Dans son bureau situé dans une chambre de sa maison à Yahchouch, dans le caza du Kesrouan, Charbel Daghfal fixe attentivement l’écran de son ordinateur. Il suit le trajet d’une voiture sur une route du caza. «Je veux m’assurer que le conducteur ne dépasse pas la limite de vitesse et que le client est arrivé à sa destination en sécurité», lance-t-il.

Et pour cause, puisque le client en question n’est pas un «passager ordinaire», mais une personne à mobilité réduite qui a eu recours au «Wheelchair Taxi», un moyen de transport spécialisé. Ce projet a vu le jour en 2016, par Charbel Daghfal, lui-même handicapé depuis l’âge de 19 ans.

Charbel Daghfal, aujourd’hui âgé de 42 ans, a été victime en 1999 d’un grave accident de la moto qui l'a laissé paralysé. Au terme de onze mois de physiothérapie intense et de quatre années éprouvantes de réadaptation à une nouvelle vie, le jeune homme s’inscrit à des cours d’informatique. C’était en 2003. «J’ai réalisé à quel point se déplacer était un véritable défi, confie-t-il. On devait me porter à chaque fois que je voulais monter en voiture.»
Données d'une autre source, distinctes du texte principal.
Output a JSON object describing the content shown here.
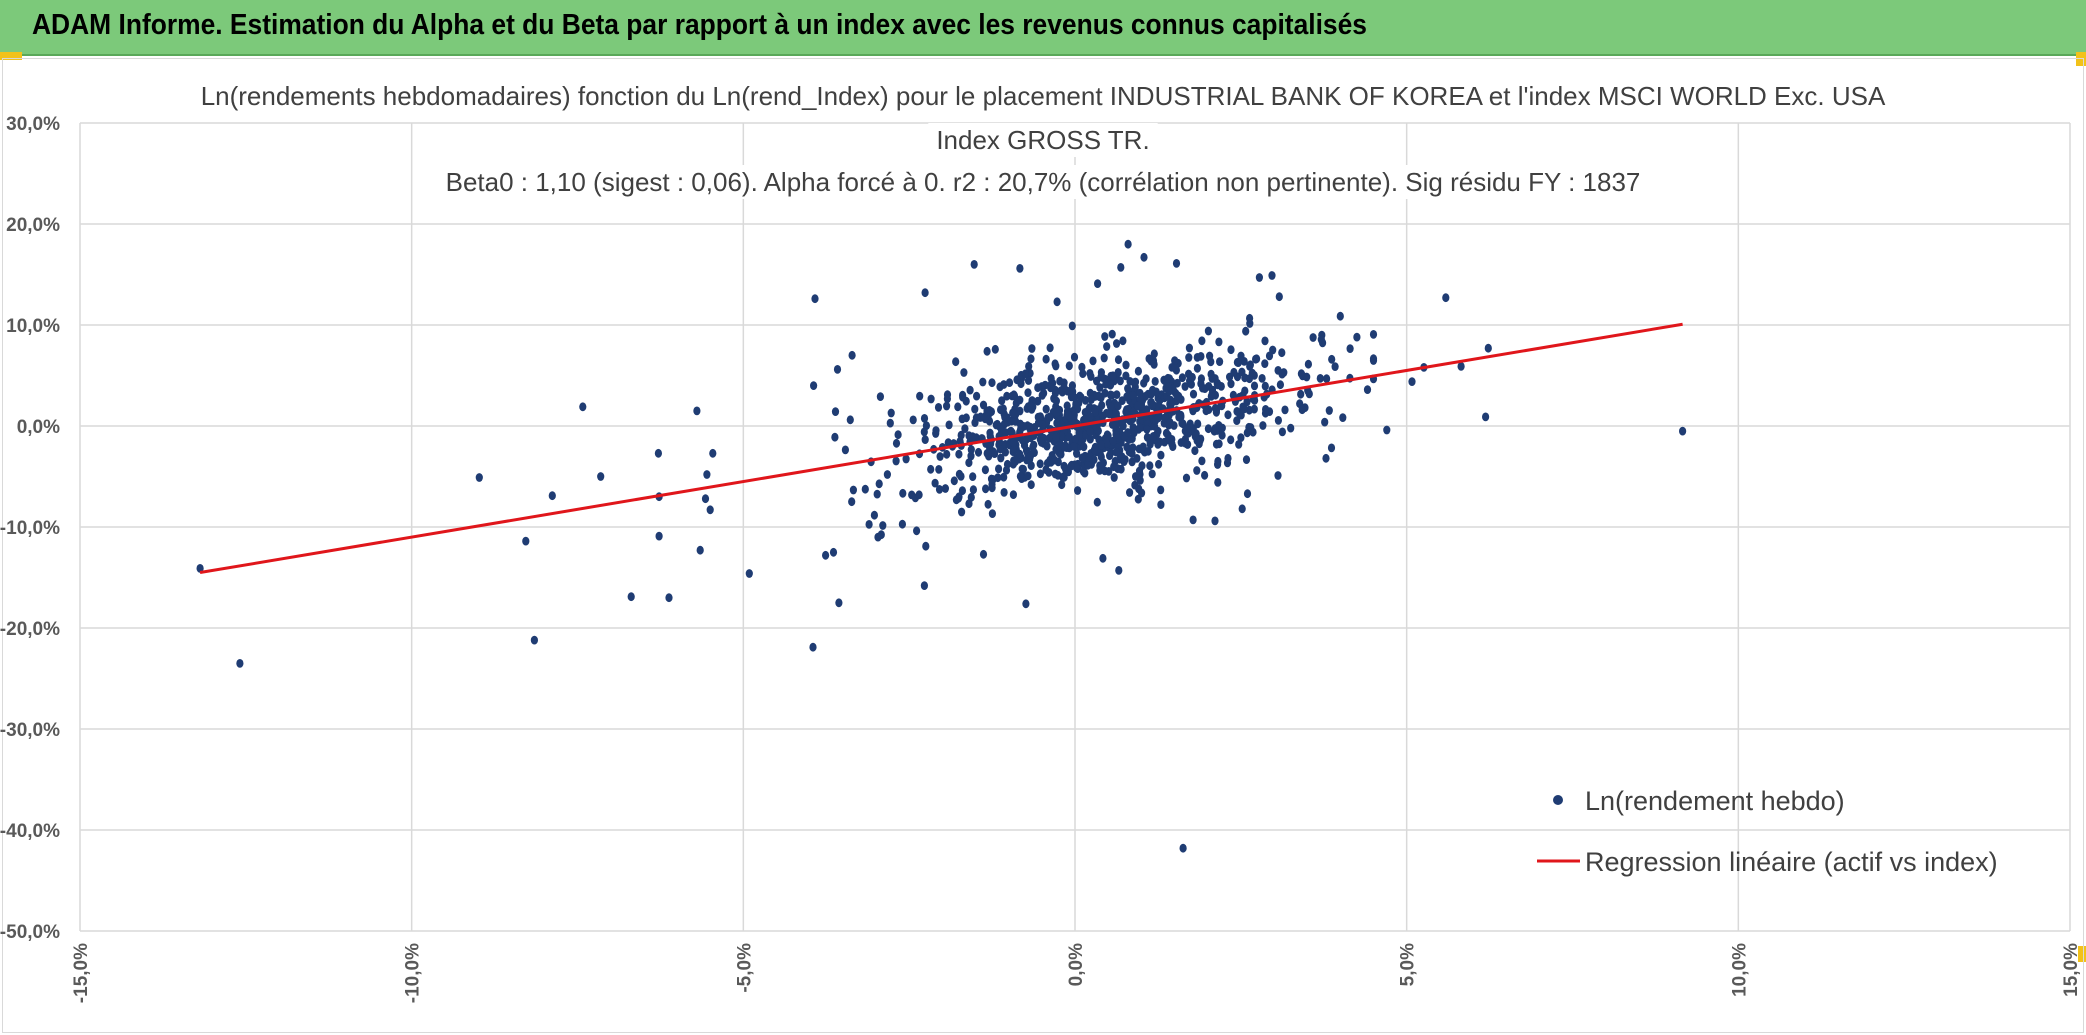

Pour résoudre ce problème, il décide, cette même année, d’aménager un véhicule de manière très basique pour répondre à ses besoins: le toit de la voiture a été relevé et une rampe a été fixée à l’arrière pour qu’il puisse pénétrer tout en restant sur son fauteuil roulant. «Je pouvais ainsi me déplacer sans l’aide de personne, même si j’avais toujours besoin d’un chauffeur», raconte-t-il. Trois années plus tard, en 2010, il s’achète une voiture entièrement équipée pour personnes à mobilité réduite. Un nouveau mode de transport qui lui a changé la vie. «J’étais plus autonome, même si je ne pouvais pas conduire, affirme-t-il. J’ai voulu partager ce sentiment avec d’autres personnes qui se trouvaient dans ma situation.»


Liberté de transport et dignité humaine

Charbel Daghfal décide alors de contracter un prêt bancaire qui lui a permis de se procurer en Suisse trois véhicules entièrement aménagés pour personnes à mobilité réduite. En 2016, le «Wheelchair Taxi» voit le jour. La société compte trois voitures qui desservent notamment le Grand Beyrouth.

«Chaque véhicule est muni d’un GPS, explique-t-il. Cela me permet de suivre le trajet parcouru et de m’assurer que le conducteur ne dépasse pas la limite de vitesse.» Sur l’autoroute, celle-ci ne doit pas dépasser les 80 km/heure. La vitesse est limitée à 30 ou 40 km/heure sur les routes intérieures. «Après chaque trajet, je contacte le client pour avoir son retour sur l'expérience», insiste Charbel Daghfal.

Si le «Wheelchair Taxi» lui permet de gagner sa vie, Charbel Daghal souligne que «son initiative a surtout une portée humaine». «Après le confinement, de nombreuses personnes à mobilité réduite m’ont sollicité pour sortir de la maison, raconte-t-il. Elles m’ont assuré que sans ce service, il leur aurait été impossible de faire ces déplacements.» Pour pouvoir étendre son projet à d’autres régions du pays, il lance un appel à toutes les parties qui s’occupent des handicapés à réaliser un projet comme le sien. «J’appelle aussi toute personne, société ou association qui ont apprécié cette initiative à la soutenir pour pouvoir couvrir l’ensemble du territoire. Cela aidera les personnes à mobilité réduite à vivre dignement, car la liberté de transport va de pair avec la dignité humaine», conclut-il.